No, it’s not just the sense of coming home; it’s the understanding that what or where or who you love is only ever borrowed. There is no permanent ownership, not for any of us.
‘Fi’s Story’ > 02:36:52
Christmas en famille. Our last – at least I assume now that it was.
To cut a long story short, I drank far, far too much and we slept together. I really let myself down, I know that.
#VictimFi
@KatyEVBrown Well, I saw that coming a mile off #ThrowbackSex
Bram, Word document
It transpired that the Christmas miracle had deprived me of neither bodily function nor hormone-drenched post-coital optimism. This business with Mike and Wendy, I could make that go away, surely? Tomorrow, yes, I’ll sort it and look back on this period as a blip, a quirk in the space–time continuum, a horror experienced by a parallel Bram, a hapless, unlucky version of this one.
‘What are you thinking?’ Fi said. Not a line I welcomed as a rule, but that night, with her, in the bed that used to be ours and was now hers, it was exactly what I wanted her to ask me.
‘You really want to know?’
‘God, maybe I don’t, but go on, tell me anyway.’ She was completely relaxed, her guard down, her heart . . . open?
‘I’m thinking, is there really no chance?’
‘No chance for what?’
‘For us,’ I said, smiling. And I thought, in a simple, almost dreamy, way, that if she said yes, I’d confess everything here and now, because it would mean she loved me no matter what and when you love someone that much you do everything in your power to save them. But if she said no, then I wouldn’t, and nothing would be lost that hadn’t been already.
‘Us?’ The abruptness of her distaste shocked me. She all but physically recoiled, pulling herself upright, her shoulders tense with indignation. ‘You’re in a dream world, aren’t you?’
I sat up too, feeling the drench of humiliation, the loss of hope. ‘I’m not in a dream world. If you must know, I’ve been in complete hell.’

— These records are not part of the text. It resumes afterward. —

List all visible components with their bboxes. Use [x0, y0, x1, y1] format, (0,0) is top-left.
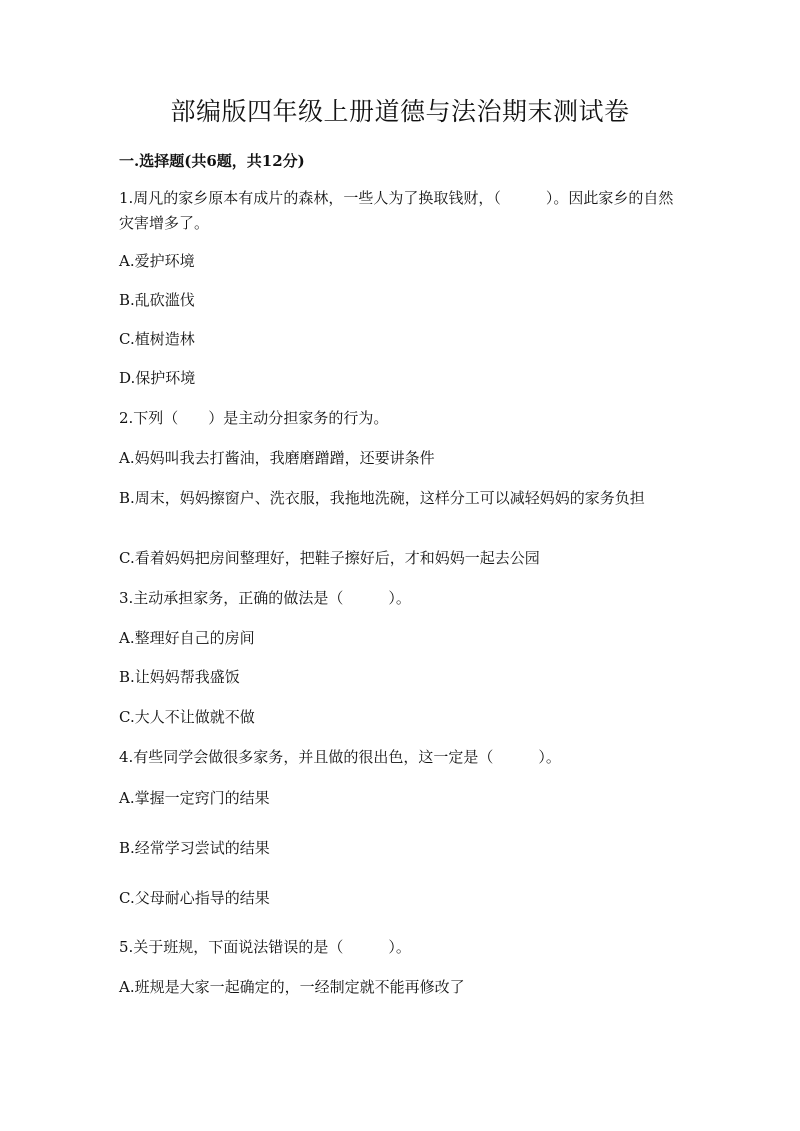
- question-1-option-a: A.爱护环境: [119, 252, 195, 270]
- question-4-option-a: A.掌握一定窍门的结果: [119, 789, 270, 807]
- question-2-option-a: A.妈妈叫我去打酱油，我磨磨蹭蹭，还要讲条件: [119, 449, 435, 467]
- question-3-option-a: A.整理好自己的房间: [119, 629, 255, 647]
- question-1-option-d: D.保护环境: [119, 369, 196, 387]
- question-4-stem: 4.有些同学会做很多家务，并且做的很出色，这一定是（ ）。: [119, 748, 561, 766]
- question-3-option-b: B.让妈妈帮我盛饭: [119, 668, 240, 686]
- question-3-option-c: C.大人不让做就不做: [119, 708, 255, 726]
- question-4-option-b: B.经常学习尝试的结果: [119, 839, 270, 857]
- question-4-option-c: C.父母耐心指导的结果: [119, 889, 270, 907]
- question-2-option-b: B.周末，妈妈擦窗户、洗衣服，我拖地洗碗，这样分工可以减轻妈妈的家务负担: [119, 489, 645, 507]
- question-1-option-c: C.植树造林: [119, 330, 195, 348]
- question-3-stem: 3.主动承担家务，正确的做法是（ ）。: [119, 589, 411, 607]
- question-1-stem: 1.周凡的家乡原本有成片的森林，一些人为了换取钱财，（ ）。因此家乡的自然灾害增多了。: [119, 189, 674, 232]
- question-1-option-b: B.乱砍滥伐: [119, 291, 195, 309]
- question-2-option-c: C.看着妈妈把房间整理好，把鞋子擦好后，才和妈妈一起去公园: [119, 549, 540, 567]
- section-heading: 一.选择题(共6题，共12分): [119, 152, 305, 170]
- exam-title: 部编版四年级上册道德与法治期末测试卷: [170, 97, 630, 126]
- question-2-stem: 2.下列（ ）是主动分担家务的行为。: [119, 409, 389, 427]
- question-5-option-a: A.班规是大家一起确定的，一经制定就不能再修改了: [119, 978, 465, 996]
- question-5-stem: 5.关于班规，下面说法错误的是（ ）。: [119, 938, 411, 956]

‘If I must know? What do you expect me to say, Bram? Poor you that you don’t like being on your own, that you fucked up your marriage by fucking other women? If it’s hell it’s because you’ve created it, no one else.’
And she reached for the nearest item of clothing and covered herself, not only withdrawing the goods but doing so with an air of great regret that she’d offered them in the first place.
‘Fi’s Story’ > 02:37:08
By the morning, I’d decided it was inevitable. A necessary memento.

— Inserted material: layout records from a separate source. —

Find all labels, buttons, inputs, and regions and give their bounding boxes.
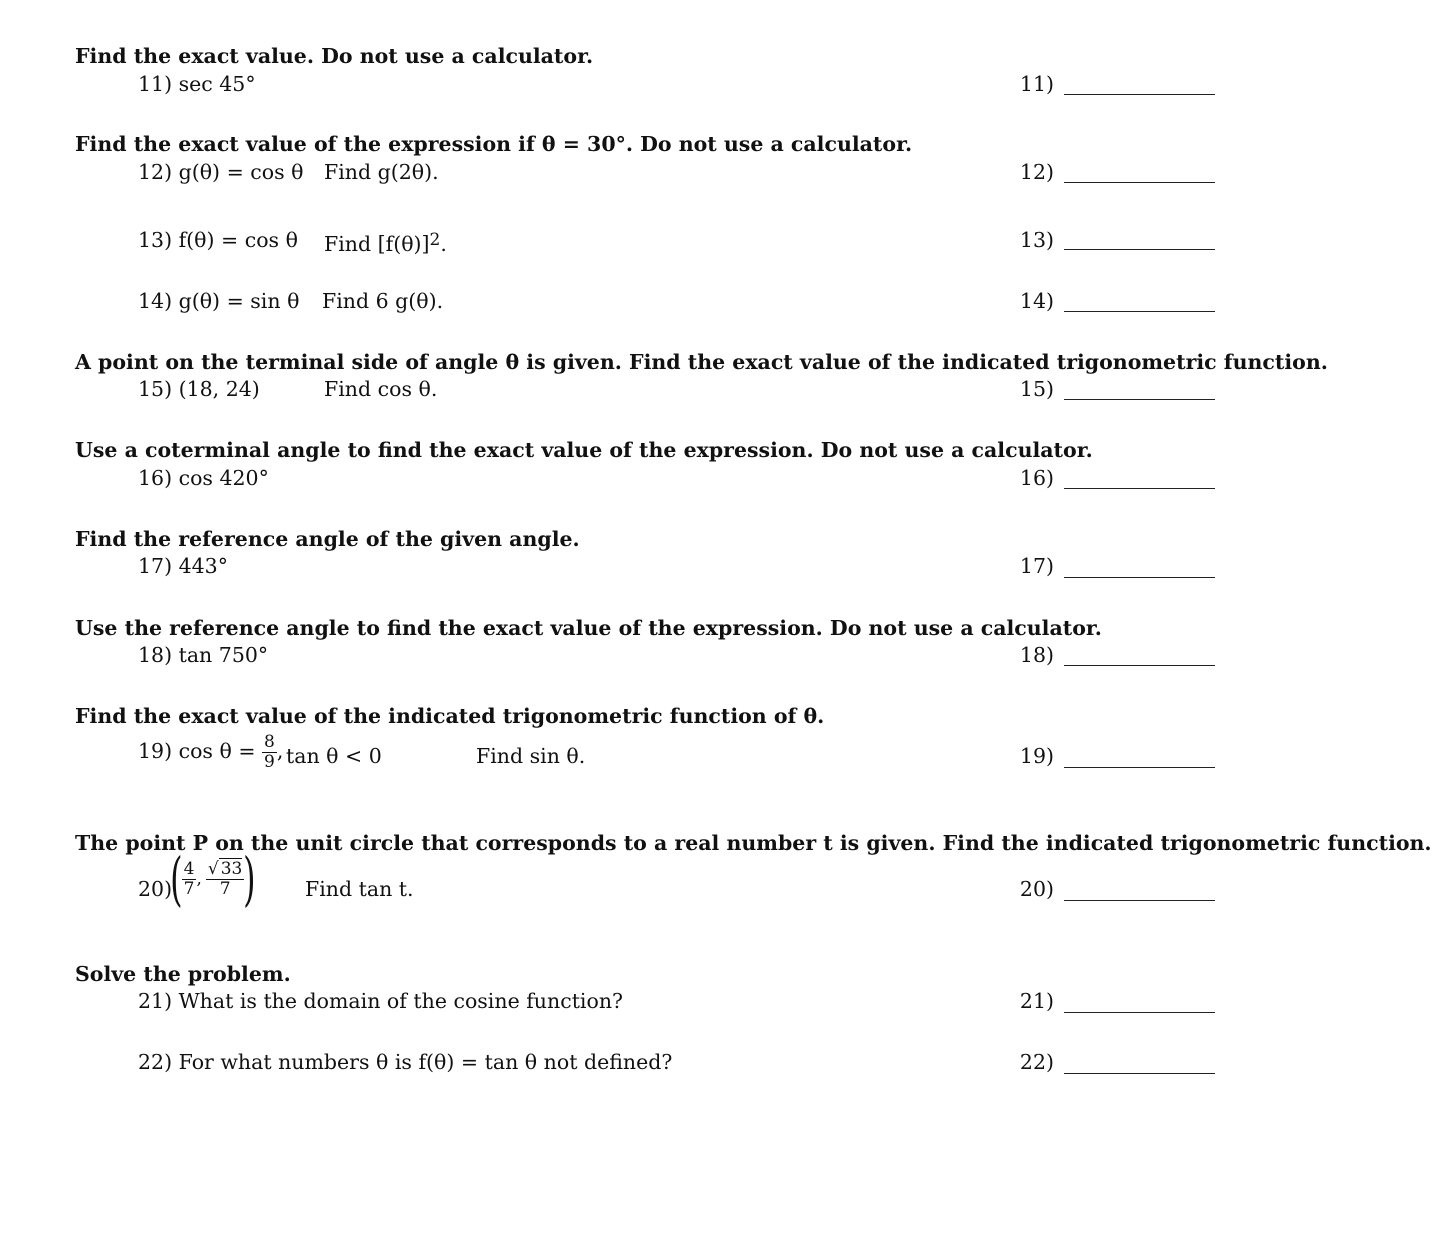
answer-number-16: 16) — [1019, 466, 1054, 490]
answer-blank-18[interactable] — [1064, 665, 1215, 666]
section-heading: Solve the problem. — [75, 962, 291, 986]
problem-14: 14) g(θ) = sin θ — [138, 289, 300, 313]
problem-13-find: Find $[f(\theta)]^2$. — [324, 230, 447, 256]
section-heading: A point on the terminal side of angle θ is given. Find the exact value of the indicated trigonometric function. — [75, 350, 1328, 374]
left-paren-icon: ( — [170, 845, 183, 913]
problem-11: 11) sec 45° — [138, 72, 256, 96]
answer-blank-19[interactable] — [1064, 767, 1215, 768]
fraction-4-7: $\frac{4}{7}$ — [183, 858, 195, 899]
problem-22: 22) For what numbers θ is f(θ) = tan θ not defined? — [138, 1050, 673, 1074]
problem-19: 19) cos θ = $\frac{8}{9}$ , — [138, 732, 284, 772]
problem-13: 13) f(θ) = cos θ — [138, 228, 298, 252]
section-heading: The point P on the unit circle that corresponds to a real number t is given. Find the indicated trigonometric function. — [75, 831, 1432, 855]
answer-number-20: 20) — [1019, 877, 1054, 901]
section-heading: Find the reference angle of the given angle. — [75, 527, 580, 551]
problem-17: 17) 443° — [138, 554, 228, 578]
problem-16: 16) cos 420° — [138, 466, 269, 490]
problem-15-find: Find cos θ. — [324, 377, 438, 401]
problem-15: 15) (18, 24) — [138, 377, 260, 401]
answer-blank-15[interactable] — [1064, 399, 1215, 400]
problem-18: 18) tan 750° — [138, 643, 269, 667]
answer-blank-13[interactable] — [1064, 249, 1215, 250]
answer-number-19: 19) — [1019, 744, 1054, 768]
answer-blank-20[interactable] — [1064, 900, 1215, 901]
answer-number-11: 11) — [1019, 72, 1054, 96]
answer-blank-17[interactable] — [1064, 577, 1215, 578]
problem-12-find: Find g(2θ). — [324, 160, 439, 184]
answer-blank-22[interactable] — [1064, 1073, 1215, 1074]
problem-20-find: Find tan t. — [305, 877, 414, 901]
section-heading: Use a coterminal angle to find the exact value of the expression. Do not use a calculator. — [75, 438, 1093, 462]
answer-number-15: 15) — [1019, 377, 1054, 401]
problem-19-find: Find sin θ. — [476, 744, 586, 768]
problem-19-condition: tan θ < 0 — [286, 744, 382, 768]
section-heading: Find the exact value of the indicated trigonometric function of θ. — [75, 704, 825, 728]
fraction-sqrt33-7: $\frac{√ 33}{7}$ — [207, 858, 243, 899]
answer-number-14: 14) — [1019, 289, 1054, 313]
section-heading: Find the exact value of the expression if θ = 30°. Do not use a calculator. — [75, 132, 913, 156]
fraction-8-9: $\frac{8}{9}$ — [264, 732, 275, 772]
answer-blank-16[interactable] — [1064, 488, 1215, 489]
answer-number-12: 12) — [1019, 160, 1054, 184]
problem-12: 12) g(θ) = cos θ — [138, 160, 304, 184]
answer-number-21: 21) — [1019, 989, 1054, 1013]
section-heading: Find the exact value. Do not use a calculator. — [75, 44, 594, 68]
answer-number-13: 13) — [1019, 228, 1054, 252]
answer-blank-12[interactable] — [1064, 182, 1215, 183]
answer-number-17: 17) — [1019, 554, 1054, 578]
answer-number-22: 22) — [1019, 1050, 1054, 1074]
problem-20-point: ( $\frac{4}{7}$ , $\frac{√ 33}{7}$ ) — [170, 845, 256, 913]
answer-blank-21[interactable] — [1064, 1012, 1215, 1013]
answer-blank-11[interactable] — [1064, 94, 1215, 95]
answer-number-18: 18) — [1019, 643, 1054, 667]
right-paren-icon: ) — [243, 845, 256, 913]
problem-14-find: Find 6 g(θ). — [322, 289, 444, 313]
problem-20-label: 20) — [138, 877, 173, 901]
problem-21: 21) What is the domain of the cosine function? — [138, 989, 624, 1013]
answer-blank-14[interactable] — [1064, 311, 1215, 312]
section-heading: Use the reference angle to find the exact value of the expression. Do not use a calculator. — [75, 616, 1102, 640]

‘Listen, I don’t want Toby finding out about this,’ I told him. Woman asks husband not to tell new boyfriend she’s slept with him: I wasn’t sure if it was low-rent or aristocratic, but I was fairly certain it was not an exchange taking place anywhere else on Trinity Avenue that Boxing Day morning.
‘You’re still seeing him?’ he asked. ‘I thought it wasn’t serious.’
‘It’s not serious. But it’s also none of your business.’
I was relieved when he made his departure at the prearranged hour, in good time for me to organize the boys for our visit to my parents.
As the taxi drove through the eerily empty streets of South London, the thought of that First World War football match lingered in my mind. The way those poor men cleared the bodies from No Man’s Land so they could play, and then the next day the horror resumed as if there’d never been any pause.
#VictimFi
@themattporter Not sure #VictimFi is quite in the trenches of the Western Front, but she’s got herself a bit of closure there.
@LorraineGB71 @themattporter Lawson vs Lawson’s not over yet, remember?